Interestingly this is a daily routine for many workers at various organizations as they believe that the business place has money so they will not miss what is taken away. Stealing items, no matter how small from your workplace casts a very bad shadow on you as an employee if you are caught and devalues your worth to the office/organization. Your employer and colleagues now look at you as a “thief” and you then become very uncomfortable in your work environment. But was that the fault of the one who may have snitched on you or the person who caught you, or was it just you acting inappropriately? Had you not been caught, have you envisaged the value of how much you would have cost the organization in the long run? Stealing from the workplace will continue to cost companies millions of dollars which will never be recovered.

Though many may say they have never stolen a dime from their workplace, it is important to know that stealing comes in many different forms. The extended hours staff remain in office to complete tasks that could have been done during regular hours but was not done because they were totally distracted either doing task totally unrelated to work, like surfing the web, tweeting personal matters or just plain out visiting desk to desk engaging in “small talk”. Another aspect of dishonesty comes to play when placing orders for an office/company that is truly not intended for office purposes, or taking out “what’s mine” when the order arrives. Let’s just face it, this is totally unacceptable; however, it is an everyday matter and employers can avoid a climate of suspicion by being clear about what is not acceptable. Creating the right code of conduct is not enough. This code must be communicated clearly to all employees and upheld consistently making people accountable with the appropriate checks and balances.

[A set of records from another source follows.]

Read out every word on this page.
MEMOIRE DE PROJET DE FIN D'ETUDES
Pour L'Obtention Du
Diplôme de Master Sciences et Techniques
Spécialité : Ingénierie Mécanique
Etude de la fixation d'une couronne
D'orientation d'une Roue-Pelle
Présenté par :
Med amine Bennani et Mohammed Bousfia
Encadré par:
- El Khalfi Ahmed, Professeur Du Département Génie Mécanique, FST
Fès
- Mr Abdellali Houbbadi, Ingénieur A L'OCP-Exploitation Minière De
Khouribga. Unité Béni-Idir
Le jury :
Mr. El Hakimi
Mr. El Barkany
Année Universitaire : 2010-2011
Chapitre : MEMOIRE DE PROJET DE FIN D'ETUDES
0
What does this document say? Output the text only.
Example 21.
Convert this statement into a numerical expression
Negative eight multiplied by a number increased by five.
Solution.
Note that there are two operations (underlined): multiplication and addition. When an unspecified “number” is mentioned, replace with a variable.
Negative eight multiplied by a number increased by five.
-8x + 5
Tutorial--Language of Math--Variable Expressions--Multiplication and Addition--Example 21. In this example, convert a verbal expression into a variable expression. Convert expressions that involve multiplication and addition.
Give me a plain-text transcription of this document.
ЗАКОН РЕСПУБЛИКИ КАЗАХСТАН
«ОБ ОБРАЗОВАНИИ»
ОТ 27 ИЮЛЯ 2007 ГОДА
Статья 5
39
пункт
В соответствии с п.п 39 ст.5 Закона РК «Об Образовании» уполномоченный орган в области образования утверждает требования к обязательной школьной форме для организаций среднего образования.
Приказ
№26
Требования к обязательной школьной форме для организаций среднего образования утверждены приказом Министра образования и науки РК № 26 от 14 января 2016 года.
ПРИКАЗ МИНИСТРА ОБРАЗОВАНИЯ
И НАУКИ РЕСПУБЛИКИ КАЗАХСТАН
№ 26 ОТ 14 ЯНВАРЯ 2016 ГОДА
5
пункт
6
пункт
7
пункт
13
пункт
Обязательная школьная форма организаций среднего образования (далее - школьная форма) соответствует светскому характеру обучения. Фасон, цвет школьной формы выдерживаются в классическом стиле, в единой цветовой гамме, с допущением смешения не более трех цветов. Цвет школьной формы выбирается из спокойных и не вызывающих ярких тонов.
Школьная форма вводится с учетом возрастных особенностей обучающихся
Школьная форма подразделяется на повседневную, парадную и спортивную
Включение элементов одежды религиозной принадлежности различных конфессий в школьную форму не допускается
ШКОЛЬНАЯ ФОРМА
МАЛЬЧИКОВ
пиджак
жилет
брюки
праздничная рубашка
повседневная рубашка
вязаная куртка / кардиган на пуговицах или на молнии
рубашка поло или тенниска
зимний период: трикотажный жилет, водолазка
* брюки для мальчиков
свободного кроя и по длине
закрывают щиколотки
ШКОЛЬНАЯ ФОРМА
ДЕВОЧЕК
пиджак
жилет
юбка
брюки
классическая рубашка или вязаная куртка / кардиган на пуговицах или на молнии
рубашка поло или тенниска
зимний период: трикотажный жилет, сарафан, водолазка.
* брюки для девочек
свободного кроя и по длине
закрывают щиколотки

The subject of stealing can be a sensitive one; however, it is very important that it is brought to the fore to remind many who just think its ok to take away items that do not belong to them. This is something all businesses have to face up to “the inside job” as they call it. It is believed that it’s the nature of the working relationship that can provoke some employees to take advantage, particularly through deception.

Having said this, we understand that employees can feel detached about many things and may be tempted to find their own compensations but stealing from the hands that feed you is an ultimate no no! Just imagine that you are caught and sent home, wasn’t the salary no matter how big or small worth heading off for daily? Now you are left empty, with no salary and a possible bad track record.